Après La mémoire dans la peau (The Bourne Identity), et La mort dans la peau, Jason Bourne nous revient et avec lui ses problèmes de mémoire. On nous dit que ce troisième opus n’est en rien la suite du précédent, mais du premier, c’est à ne rien y comprendre quand on sait que les personnages du second épisode sont dans le 3ème…
Matt Damon a eu le génie d’accepter d’incarner Jason Bourne, tout comme Kiefer Sutherland pour Jack Bauer. Là, où on attendait des acteurs plus musclés pour ce genre de rôle, ces deux acteurs au physique monsieur tout le monde ont su insuffler leur force dramatique. Dotés de cette « grande » force, ils impressionnent physiquement. Le jeu d’acteur de Matt Damon se distingue ici véritablement de son pote Ben l’affligeant « houps… » Affleck.
La Vengeance dans la peau a réalisé le meilleur démarrage de toute l’histoire du box-office américain pour un mois d’août ce qui montre que les fans de la saga Bourne ont bien digéré le très controversé La mort dans la peau (The Bourne Supremacy). En effet dans cette séquelle, la caméra de Paul Greengrass a la fâcheuse tendance à s’affoler au moindre mouvement. La course poursuite de fin signe l’apogée de son style tremblant. Certains crient au génie, d’autres comme moi crient au vomi.

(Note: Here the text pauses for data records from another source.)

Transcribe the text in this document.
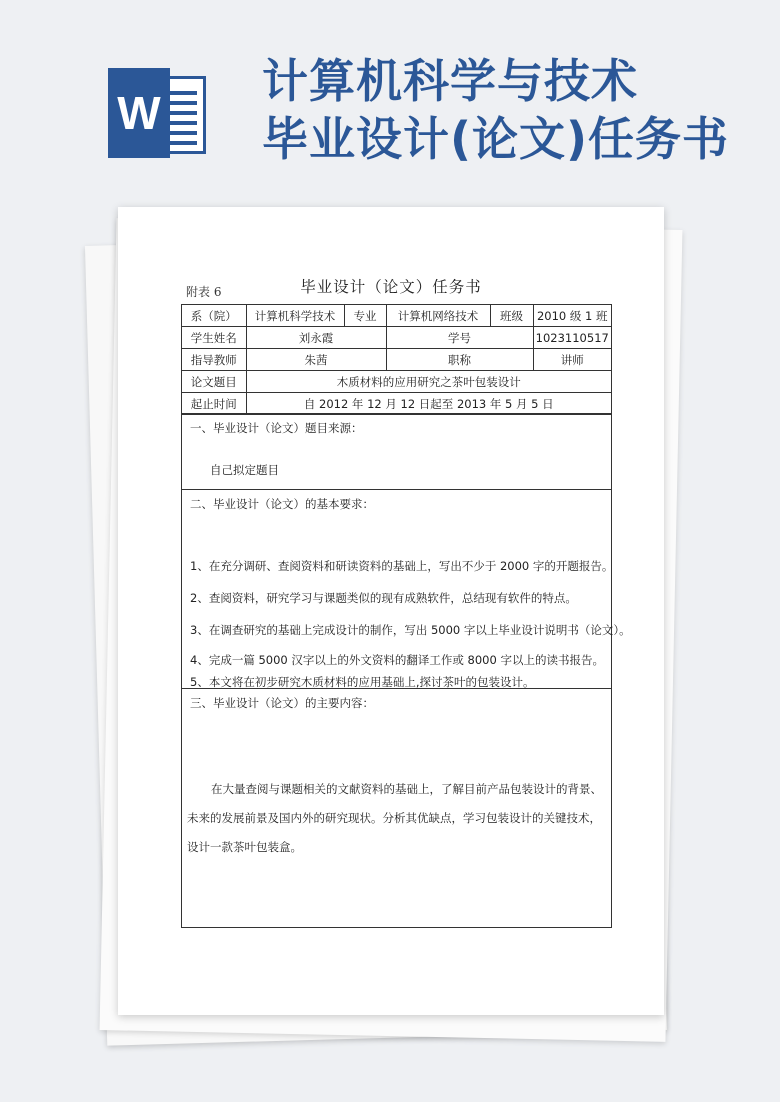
W
计算机科学与技术
毕业设计(论文)任务书
附表 6	毕业设计（论文）任务书
系（院）	计算机科学技术	专业	计算机网络技术	班级	2010 级 1 班
学生姓名	刘永霞		学号		1023110517
指导教师	朱茜		职称		讲师
论文题目	木质材料的应用研究之茶叶包装设计				
起止时间	自 2012 年 12 月 12 日起至 2013 年 5 月 5 日				
一、毕业设计（论文）题目来源：
自己拟定题目
二、毕业设计（论文）的基本要求：
1、在充分调研、查阅资料和研读资料的基础上，写出不少于 2000 字的开题报告。
2、查阅资料，研究学习与课题类似的现有成熟软件，总结现有软件的特点。
3、在调查研究的基础上完成设计的制作，写出 5000 字以上毕业设计说明书（论文）。
4、完成一篇 5000 汉字以上的外文资料的翻译工作或 8000 字以上的读书报告。
5、本文将在初步研究木质材料的应用基础上,探讨茶叶的包装设计。
三、毕业设计（论文）的主要内容：
在大量查阅与课题相关的文献资料的基础上，了解目前产品包装设计的背景、未来的发展前景及国内外的研究现状。分析其优缺点，学习包装设计的关键技术，设计一款茶叶包装盒。
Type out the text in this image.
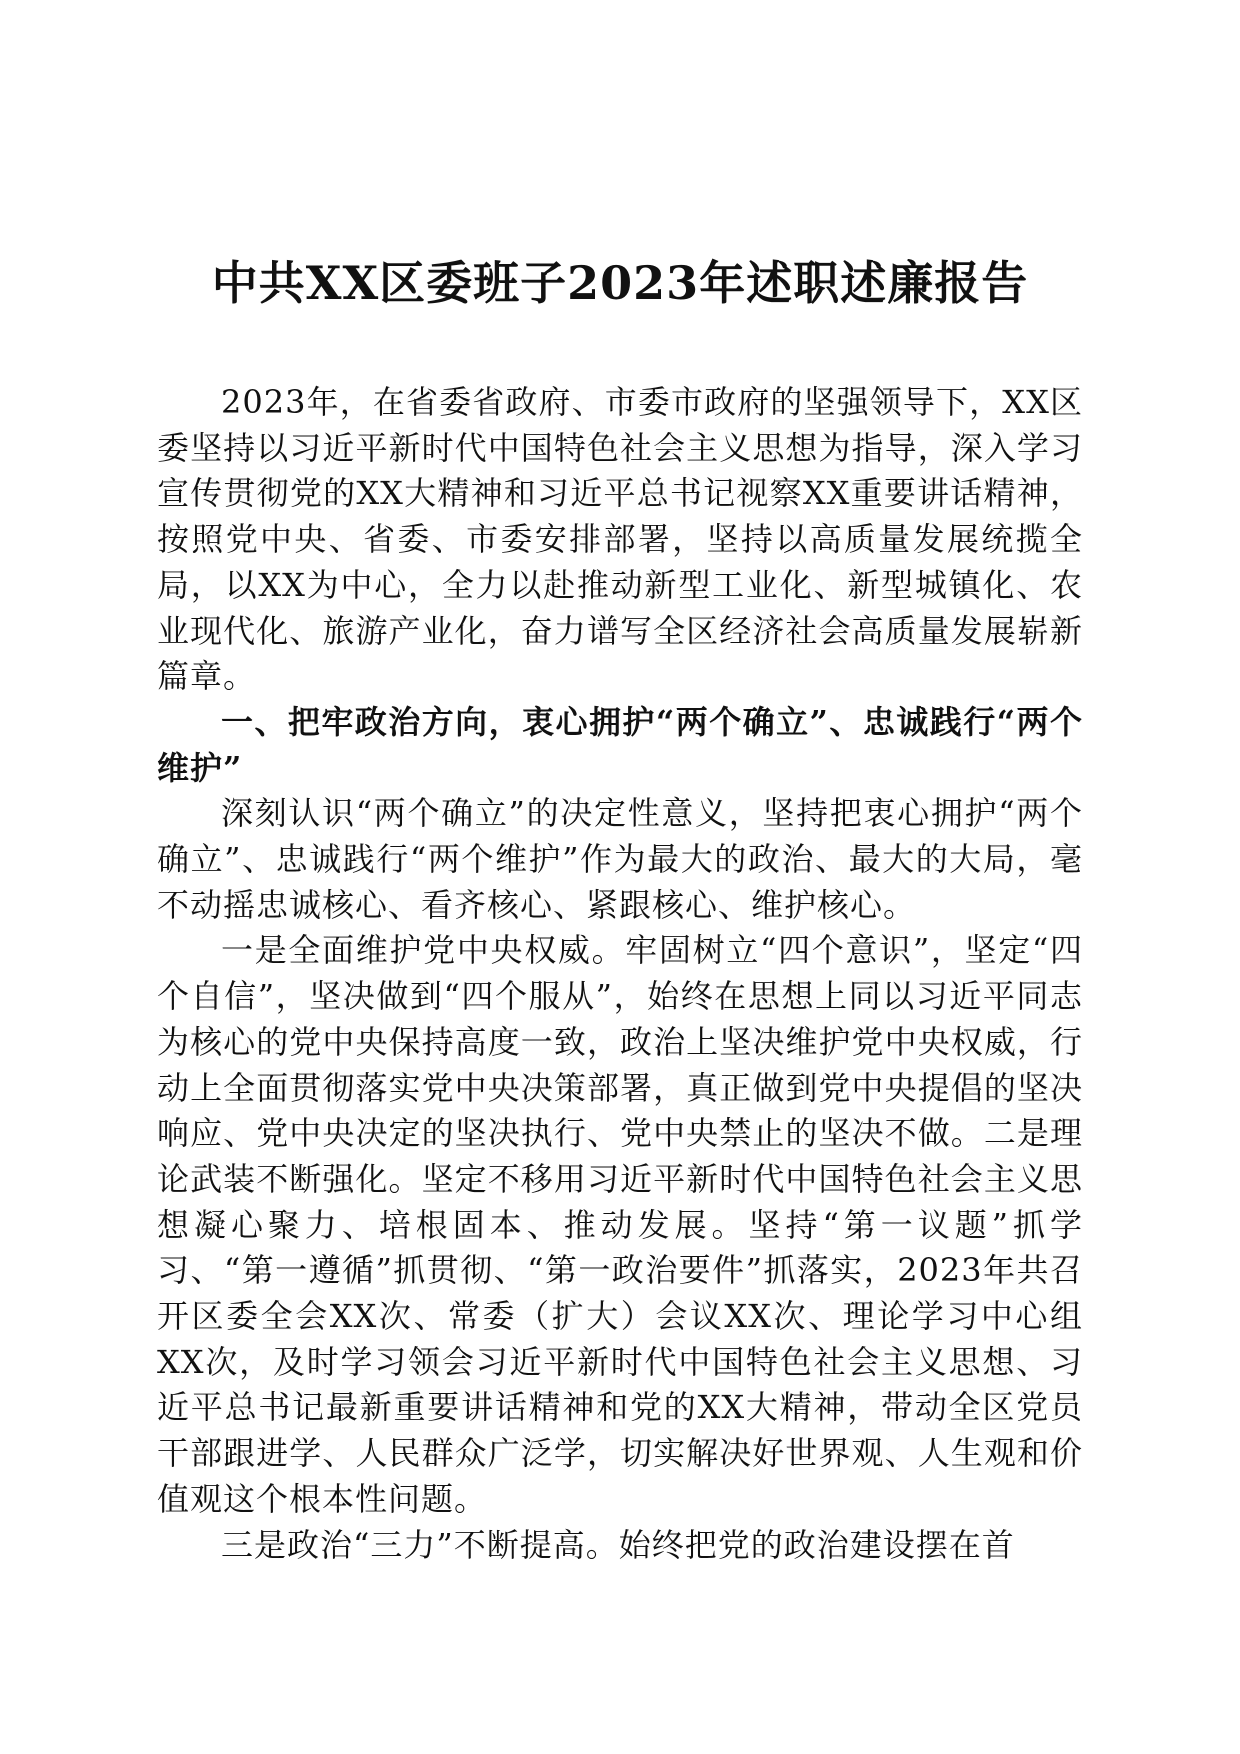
中共XX区委班子2023年述职述廉报告

2023年，在省委省政府、市委市政府的坚强领导下，XX区委坚持以习近平新时代中国特色社会主义思想为指导，深入学习宣传贯彻党的XX大精神和习近平总书记视察XX重要讲话精神，按照党中央、省委、市委安排部署，坚持以高质量发展统揽全局，以XX为中心，全力以赴推动新型工业化、新型城镇化、农业现代化、旅游产业化，奋力谱写全区经济社会高质量发展崭新篇章。

一、把牢政治方向，衷心拥护“两个确立”、忠诚践行“两个维护”

深刻认识“两个确立”的决定性意义，坚持把衷心拥护“两个确立”、忠诚践行“两个维护”作为最大的政治、最大的大局，毫不动摇忠诚核心、看齐核心、紧跟核心、维护核心。

一是全面维护党中央权威。牢固树立“四个意识”，坚定“四个自信”，坚决做到“四个服从”，始终在思想上同以习近平同志为核心的党中央保持高度一致，政治上坚决维护党中央权威，行动上全面贯彻落实党中央决策部署，真正做到党中央提倡的坚决响应、党中央决定的坚决执行、党中央禁止的坚决不做。二是理论武装不断强化。坚定不移用习近平新时代中国特色社会主义思想凝心聚力、培根固本、推动发展。坚持“第一议题”抓学习、“第一遵循”抓贯彻、“第一政治要件”抓落实，2023年共召开区委全会XX次、常委（扩大）会议XX次、理论学习中心组XX次，及时学习领会习近平新时代中国特色社会主义思想、习近平总书记最新重要讲话精神和党的XX大精神，带动全区党员干部跟进学、人民群众广泛学，切实解决好世界观、人生观和价值观这个根本性问题。

三是政治“三力”不断提高。始终把党的政治建设摆在首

J’avais donc beaucoup d’appréhension pour ce dernier Bourne (dernier pour Matt Damon) car Paul Greengrass s’empare de nouveau des commandes ! Nous avons à encore une fois des scènes « caméra à l’épaule » partout. Même dans les moments les plus calmes. Il n’y a pas à dire, la caméra a le virus de la tremblote. Le mal de mer n’est pas loin !Toutefois, dans certaines scènes de poursuite, le « bougé » de la caméra sert bien le récit. La bouillie informe des images donne le caractère mouvant des scènes, le chaos maîtrisé ?

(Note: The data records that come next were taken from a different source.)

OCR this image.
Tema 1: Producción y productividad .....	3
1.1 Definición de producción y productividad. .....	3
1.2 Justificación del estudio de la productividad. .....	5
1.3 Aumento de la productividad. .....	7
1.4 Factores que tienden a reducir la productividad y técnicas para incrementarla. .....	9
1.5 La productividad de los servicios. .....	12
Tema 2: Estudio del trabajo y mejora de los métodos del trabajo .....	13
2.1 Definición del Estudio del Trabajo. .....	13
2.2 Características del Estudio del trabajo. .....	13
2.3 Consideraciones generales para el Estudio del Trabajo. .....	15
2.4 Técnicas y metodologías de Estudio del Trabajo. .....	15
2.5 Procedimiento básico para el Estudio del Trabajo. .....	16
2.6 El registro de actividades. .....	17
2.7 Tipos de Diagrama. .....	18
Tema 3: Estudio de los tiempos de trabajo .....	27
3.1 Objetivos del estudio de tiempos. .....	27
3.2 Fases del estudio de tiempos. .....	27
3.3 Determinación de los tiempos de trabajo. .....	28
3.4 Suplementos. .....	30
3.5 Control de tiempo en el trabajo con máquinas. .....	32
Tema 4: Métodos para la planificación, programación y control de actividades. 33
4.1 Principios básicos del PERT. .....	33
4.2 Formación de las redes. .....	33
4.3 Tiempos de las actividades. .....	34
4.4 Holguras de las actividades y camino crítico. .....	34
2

Quelques moments d’anthologie donnent à ce 3ème Bourne son intérêt notamment la scène du chat et de la souris dans une gare d’Angleterre.

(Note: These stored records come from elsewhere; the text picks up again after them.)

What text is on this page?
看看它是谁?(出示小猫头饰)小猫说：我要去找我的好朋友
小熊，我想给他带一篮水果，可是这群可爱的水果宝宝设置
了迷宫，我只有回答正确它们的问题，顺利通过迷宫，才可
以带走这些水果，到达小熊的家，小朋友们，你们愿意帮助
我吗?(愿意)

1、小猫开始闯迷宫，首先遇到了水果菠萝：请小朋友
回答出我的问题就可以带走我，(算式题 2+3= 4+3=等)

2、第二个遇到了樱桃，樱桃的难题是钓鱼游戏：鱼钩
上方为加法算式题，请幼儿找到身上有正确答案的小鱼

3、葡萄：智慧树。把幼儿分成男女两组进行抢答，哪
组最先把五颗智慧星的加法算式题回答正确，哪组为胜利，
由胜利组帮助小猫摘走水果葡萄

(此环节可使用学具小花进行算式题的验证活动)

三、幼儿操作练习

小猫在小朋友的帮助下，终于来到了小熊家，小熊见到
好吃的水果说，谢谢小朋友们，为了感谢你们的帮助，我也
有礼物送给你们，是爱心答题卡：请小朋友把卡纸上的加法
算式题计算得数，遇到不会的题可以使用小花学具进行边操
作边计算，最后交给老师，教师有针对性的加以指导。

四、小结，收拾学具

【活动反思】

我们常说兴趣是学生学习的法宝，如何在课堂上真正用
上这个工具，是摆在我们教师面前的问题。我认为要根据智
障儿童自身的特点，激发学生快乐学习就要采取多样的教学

Dans l’ensemble, vous passerez un bon moment même si le choix d’une caméra à l’épaule n’est pas forcément des plus adéquats (il y a pourtant des adeptes et nombreux qui plus est !). Il manque probablement une fin en apothéose pour marquer le coup. Pour rendre le film meilleur, il faudrait aussi enlever la très longue scène de courte poursuite dans les rues du Maroc. Super par moment, mais qu’est-ce que c’est long.